Chine : de l’enfant unique au commerce d’enfants

Publié le : 22 juillet 2010

En Chine, "le kidnapping d’enfants est devenu un véritable phénomène social" déplore Cheng Zhu, peintre en bâtiment vivant dans la province du Shaanxi, dont la petite fille de 5 ans a été kidnappée le 18 octobre 2005 à la sortie d’un jardin d’enfants. Zhang Ping, jeune mère de famille raconte aussi comment son fils de 3 ans a été enlevé en 2008. Les chiffres officiels indiquent "seulement" 4700 enfants enlevés l’an passé, mais certains estiment qu’ils sont des dizaines de milliers.

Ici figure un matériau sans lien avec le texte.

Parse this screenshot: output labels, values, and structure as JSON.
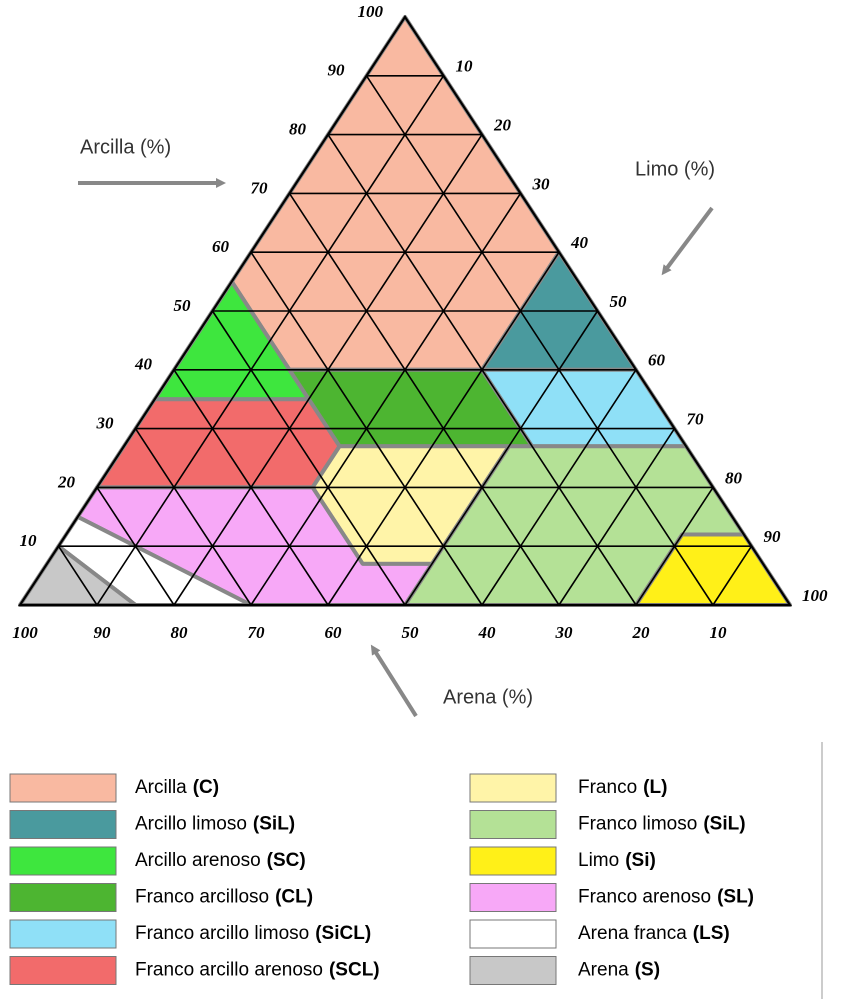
{
  "axis_labels": {
    "clay": "Arcilla (%)",
    "silt": "Limo (%)",
    "sand": "Arena (%)"
  },
  "clay_ticks": [
    10,
    20,
    30,
    40,
    50,
    60,
    70,
    80,
    90,
    100
  ],
  "silt_ticks": [
    10,
    20,
    30,
    40,
    50,
    60,
    70,
    80,
    90,
    100
  ],
  "sand_ticks": [
    100,
    90,
    80,
    70,
    60,
    50,
    40,
    30,
    20,
    10
  ],
  "legend": [
    {
      "name": "Arcilla",
      "code": "(C)",
      "color": "#f9b9a1"
    },
    {
      "name": "Arcillo limoso",
      "code": "(SiL)",
      "color": "#4a9a9e"
    },
    {
      "name": "Arcillo arenoso",
      "code": "(SC)",
      "color": "#3ee63e"
    },
    {
      "name": "Franco arcilloso",
      "code": "(CL)",
      "color": "#4db531"
    },
    {
      "name": "Franco arcillo limoso",
      "code": "(SiCL)",
      "color": "#8fe0f7"
    },
    {
      "name": "Franco arcillo arenoso",
      "code": "(SCL)",
      "color": "#f26b6b"
    },
    {
      "name": "Franco",
      "code": "(L)",
      "color": "#fff4a8"
    },
    {
      "name": "Franco limoso",
      "code": "(SiL)",
      "color": "#b4e196"
    },
    {
      "name": "Limo",
      "code": "(Si)",
      "color": "#fff018"
    },
    {
      "name": "Franco arenoso",
      "code": "(SL)",
      "color": "#f7a8f7"
    },
    {
      "name": "Arena franca",
      "code": "(LS)",
      "color": "#ffffff"
    },
    {
      "name": "Arena",
      "code": "(S)",
      "color": "#c8c8c8"
    }
  ]
}
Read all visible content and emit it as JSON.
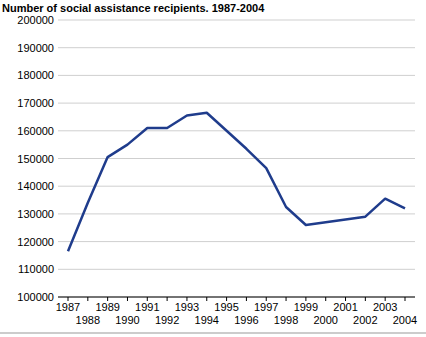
{
  "chart_data": {
    "type": "line",
    "title": "Number of social assistance recipients. 1987-2004",
    "categories": [
      "1987",
      "1988",
      "1989",
      "1990",
      "1991",
      "1992",
      "1993",
      "1994",
      "1995",
      "1996",
      "1997",
      "1998",
      "1999",
      "2000",
      "2001",
      "2002",
      "2003",
      "2004"
    ],
    "values": [
      116500,
      134000,
      150500,
      155000,
      161000,
      161000,
      165500,
      166500,
      160000,
      153500,
      146500,
      132500,
      126000,
      127000,
      128000,
      129000,
      135500,
      132000
    ],
    "color": "#1f3c8c",
    "ylim": [
      100000,
      200000
    ],
    "yticks": [
      100000,
      110000,
      120000,
      130000,
      140000,
      150000,
      160000,
      170000,
      180000,
      190000,
      200000
    ],
    "grid": true
  }
}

Selon Zhang Zhiwei, ancien juge devenu avocat qui conseille le gouvernement sur les problèmes de kidnapping d’enfants, le commerce d’enfants existe depuis longtemps dans certaines traditions chinoises, mais la politique de l’enfant unique et le défaut de filet social dans les zones rurales l’ont renforcé. La préférence des couples pour les garçons, qui garantiront leurs retraites et seront des gagne-pain, entraîne l’avortement sélectif des filles. Dans certaines provinces, comme le Henan, le Shanxi et le Shaanxi, des couples "adoptent des filles en bas âge destinées à épouser le fils de la famille" et "en attendant les noces, celles-ci servent de bonnes à tout faire". A cause du déficit de filles dans les campagnes, cette tradition du tongyangxi (enfant élevé pour le mariage) se renouvelle.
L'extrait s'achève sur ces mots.